Minor tranquilizers have been associated with delirium in most previous studies, with research showing reduced use after surgery and for old patients [2, 9, 10]. By contrast, a randomized, placebo-controlled trial has shown that ramelteon can help prevent delirium [6]. In vitro studies have also demonstrated that ramelteon has 6- and 3-fold higher affinities for melatonin receptors 1 and 2, respectively, when compared with melatonin [6]. This suggests that a reduced frequency of delirium might be associated with higher affinities for these receptors, supporting a possible pathogenic role for melatonin neurotransmission in delirium [6]. Suvorexant is a dual orexin receptor antagonist that is used to treat insomnia characterized by difficulty achieving and/or maintaining sleep, but no report has been published on whether it can prevent delirium [7]. Nevertheless, similar to the implicated role of melatonin, there is a possible pathogenic role for disordered orexin neurotransmission in delirium.

It cannot be derived from this study whether ramelteon or suvorexant produced a lower risk for developing postoperative delirium or whether they actually prevented the condition. If ramelteon and suvorexant were only associated with a lower risk for developing delirium, we should only recommend their use in patients suffering from insomnia. However, if ramelteon and suvorexant can actually prevent postoperative delirium, we should consider administering them to all patients at high risk of developing postoperative delirium, regardless of whether or not they suffer from insomnia. In our previous study, an age of >70 years (odds ratio 3.935) was a significant determinant for postoperative delirium [1].

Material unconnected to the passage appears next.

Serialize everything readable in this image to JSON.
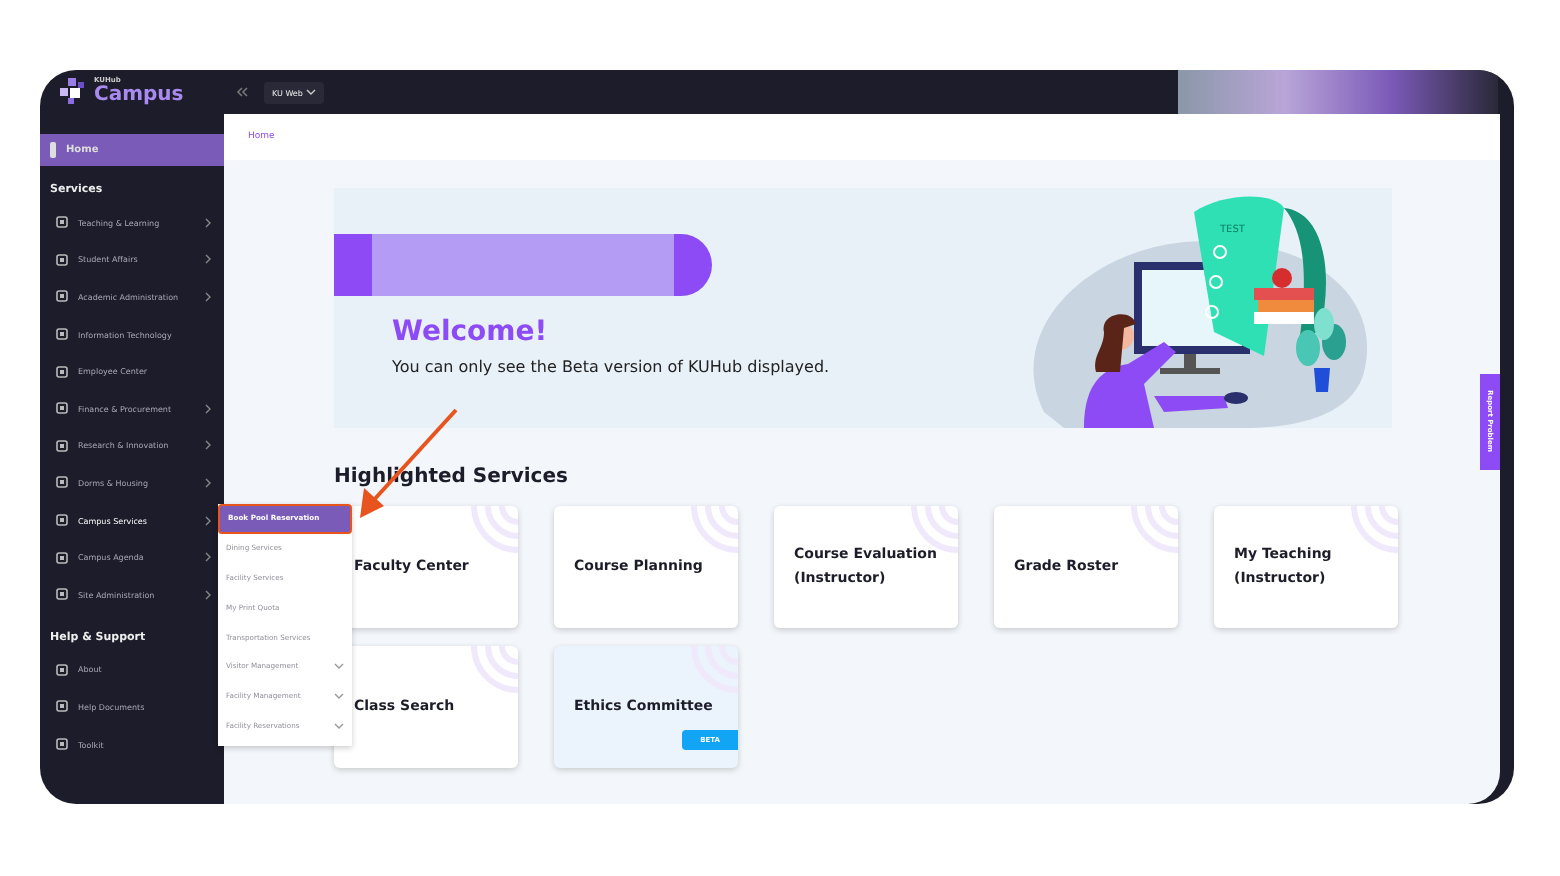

In this study, although there was no additive effect when suvorexant was given with ramelteon to prevent postoperative delirium, it was notable that there were no cases of postoperative delirium in any of the patients taking both medications together. Moreover, ramelteon alone was not sufficient to treat insomnia and suvorexant made up for the deficiency. It is possible that combination therapy with ramelteon and suvorexant had a stronger preventive effect on postoperative delirium. To investigate whether ramelteon is sufficient alone or in combination with suvorexant to prevent postoperative delirium, a randomized controlled trial is needed.

There are two important limitations of our study. First, we used a retrospective design at a single institution, and it is possible that the diagnosis was not accurate. Second, we did not consider the length of sobriety or use of sleeping medications before surgery. Nevertheless, all patients’ charts were systemically assessed by two psychiatrists to overcome some of these biases.

In conclusion, we showed that ramelteon with or without the use of suvorexant was associated with fewer cases of postoperative delirium after pharyngolaryngectomy with esophagectomy, but minor tranquilizers were associated with the development of postoperative delirium. We recommend that treatment with ramelteon, with or without suvorexant, be used instead of minor tranquilizers for patients undergoing pharyngolaryngectomy with esophagectomy after surgery to prevent postoperative delirium.